I had an ulterior motive for this as well. It was possible that this war against Voldemort might be a drawn out thing; if it was, having a populace who didn't know how to defend themselves was going to be a serious impediment.
Whether Voldemort or the Ministry won, it was possible that either side might turn against me, in which case I was going to need an army. I would need a group of people who were loyal to me, people who were used to listening to me no matter how young or girlish I looked.
Voldemort had sent people to my home in order to kill me and Harry Potter.
It was a violation of the rules that I'd mostly lived by since I was fifteen. The unwritten rules didn't really mean anything; they'd been a way to keep parahumans from killing each other before they could be thrown into the grist mill that was the endbringers.
Yet it bothered me in a fundamental way.
He'd come to my home and he'd tried to have me killed. That made it personal.
Before I'd been fighting one of his minions, in a fight that had been petty and impersonal. This had been ordered by the big man himself, which took him from a distant, impersonal project to something more immediate.
The fact that his bases were being overrun was probably going to make me a somewhat bigger priority,
I doubted that it would be soon, but sooner or later he would be coming for me. At the very least I needed to be training harder. Having people to watch my back would be even better.
"Who should we ask first?" I asked. "Snape, Travers, or Flitwick?"
"Start with Flitwick," Hermione said. "He likes you."
She was right; I suspect that Flitwick saw something of himself in me.

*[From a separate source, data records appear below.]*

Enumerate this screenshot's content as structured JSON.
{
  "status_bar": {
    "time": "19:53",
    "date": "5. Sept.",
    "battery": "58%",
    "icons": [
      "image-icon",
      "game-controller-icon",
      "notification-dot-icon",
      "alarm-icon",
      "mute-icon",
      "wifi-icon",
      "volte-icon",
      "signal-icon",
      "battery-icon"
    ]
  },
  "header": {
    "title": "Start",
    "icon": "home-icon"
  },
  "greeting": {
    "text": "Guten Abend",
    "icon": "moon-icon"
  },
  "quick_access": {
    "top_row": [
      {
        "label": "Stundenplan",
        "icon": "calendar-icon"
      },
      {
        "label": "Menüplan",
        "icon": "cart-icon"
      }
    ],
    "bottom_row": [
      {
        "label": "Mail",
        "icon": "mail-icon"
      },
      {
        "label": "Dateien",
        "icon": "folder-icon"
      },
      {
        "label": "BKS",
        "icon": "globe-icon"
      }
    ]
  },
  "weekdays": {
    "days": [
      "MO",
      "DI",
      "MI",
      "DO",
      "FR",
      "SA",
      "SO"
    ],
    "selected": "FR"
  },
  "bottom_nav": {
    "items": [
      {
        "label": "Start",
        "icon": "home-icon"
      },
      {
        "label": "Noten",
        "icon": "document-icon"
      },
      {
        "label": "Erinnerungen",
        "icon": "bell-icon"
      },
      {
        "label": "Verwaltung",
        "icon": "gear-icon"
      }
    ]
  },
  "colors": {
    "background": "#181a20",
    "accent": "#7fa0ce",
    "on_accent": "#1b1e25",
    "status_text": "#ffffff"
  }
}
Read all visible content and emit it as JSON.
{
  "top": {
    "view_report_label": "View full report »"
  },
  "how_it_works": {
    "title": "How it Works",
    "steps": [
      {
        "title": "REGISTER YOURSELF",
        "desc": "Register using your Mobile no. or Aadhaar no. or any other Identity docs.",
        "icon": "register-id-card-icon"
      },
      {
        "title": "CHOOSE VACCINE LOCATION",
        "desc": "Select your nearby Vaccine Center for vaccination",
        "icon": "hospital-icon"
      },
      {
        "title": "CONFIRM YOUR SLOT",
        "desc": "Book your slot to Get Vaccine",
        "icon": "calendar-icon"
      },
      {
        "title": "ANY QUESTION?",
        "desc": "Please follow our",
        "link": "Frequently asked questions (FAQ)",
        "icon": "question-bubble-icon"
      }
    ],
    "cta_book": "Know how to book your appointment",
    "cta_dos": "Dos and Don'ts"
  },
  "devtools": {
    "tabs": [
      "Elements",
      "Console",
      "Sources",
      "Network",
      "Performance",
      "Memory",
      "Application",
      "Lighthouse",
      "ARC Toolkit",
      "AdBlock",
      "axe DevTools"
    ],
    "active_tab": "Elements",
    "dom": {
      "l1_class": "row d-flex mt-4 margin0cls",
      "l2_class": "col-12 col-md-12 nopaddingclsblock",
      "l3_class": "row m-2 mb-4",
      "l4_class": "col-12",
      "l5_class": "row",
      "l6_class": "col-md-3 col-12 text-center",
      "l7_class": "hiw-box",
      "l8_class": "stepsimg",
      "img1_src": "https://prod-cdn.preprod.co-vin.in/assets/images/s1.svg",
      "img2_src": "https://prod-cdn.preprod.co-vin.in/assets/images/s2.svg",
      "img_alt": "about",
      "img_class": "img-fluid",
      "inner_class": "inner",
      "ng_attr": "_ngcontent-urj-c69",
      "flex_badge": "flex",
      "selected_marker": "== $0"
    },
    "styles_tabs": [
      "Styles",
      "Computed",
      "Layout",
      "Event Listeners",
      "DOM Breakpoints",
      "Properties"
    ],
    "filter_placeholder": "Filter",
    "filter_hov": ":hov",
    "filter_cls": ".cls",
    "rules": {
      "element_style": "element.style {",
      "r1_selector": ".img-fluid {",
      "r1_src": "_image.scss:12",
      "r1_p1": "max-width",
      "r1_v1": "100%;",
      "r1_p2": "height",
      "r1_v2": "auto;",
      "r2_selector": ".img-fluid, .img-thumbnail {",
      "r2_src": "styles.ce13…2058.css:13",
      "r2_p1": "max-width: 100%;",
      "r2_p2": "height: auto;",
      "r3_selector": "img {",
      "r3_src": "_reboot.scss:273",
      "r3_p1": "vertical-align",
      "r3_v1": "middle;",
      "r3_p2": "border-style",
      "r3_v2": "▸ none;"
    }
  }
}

He was a creature of two worlds, having to prove himself to a Wizarding population that looked down on him just for what he was. He'd probably become a dueling champion to rub their noses in the fact that their pureblood superiority was pure idiocy.
Also, Flitwick respected competence. In that way he was like Snape, although he was less harsh with people who weren't.
We'd managed to keep Neville's disasters to a minimum, and I suspected that Snape knew we were working with him; he'd backed off of him a little, and the boy had been doing better. It didn't make Snape warm or fuzzy by any means; he was still acerbic.
He was the opposite of Mr. Gladly in a way. Gladly had wanted to be liked by all the students, and he'd bent over backwards to make that happen.
Snape almost seemed to try to push the students away.
I wasn't sure whether this was because he genuinely disliked children, which I suspected was at least somewhat true, or whether it was because as a double agent he couldn't afford to get attached to anyone.
Voldemort presumably had spies among the student population, and anyone Snape favored would make a perfect hostage for his loyalty.
Make a mistake large enough to make Voldemort doubt him, but not enough to eliminate his usefullness as an agent? Use someone he loved as a whipping boy.
It was a lot like that threat I'd made to the Death Eaters. I'd been bluffing, of course. I wasn't going to go after innocent women or children, although it was possible that their families might be following the same path they were.
Voldemort, though, wouldn't hesitate.
"All right," I said. "We'll talk to Flitwick."
I still needed to give Snape my gift. It was a small carving of a Lily.
I'd thought about making a rose; giving him a gift with thorns seemed appropriate. But the romantic meaning behind something like that was a little creepy. I'd seen a book in his office about the meanings of flowers.
Lilies were about purity and innocence. I suspected that he would like the irony of me giving it to him.
I'd created it by taking a branch dropped from the Whomping Willow, and using the cutting spell to carve away at the wood a piece at a time. It had taken a lot of work, but given the gift he'd given me, I suspected that it was worth it.
Cheating a little by having my insects sit on the outside of a real lily wasn't something I felt bad about. It had been like I was sculpting from feel, and unlike a normal sculpture, when I make a mistake, I could use magic to repair it.
The final result had been something I was proud of. I had one more detention with him, and I planned to let him know that I'd cut the wood myself.
After that, I'd have my talk with Flitwick, and maybe we could get the ball rolling.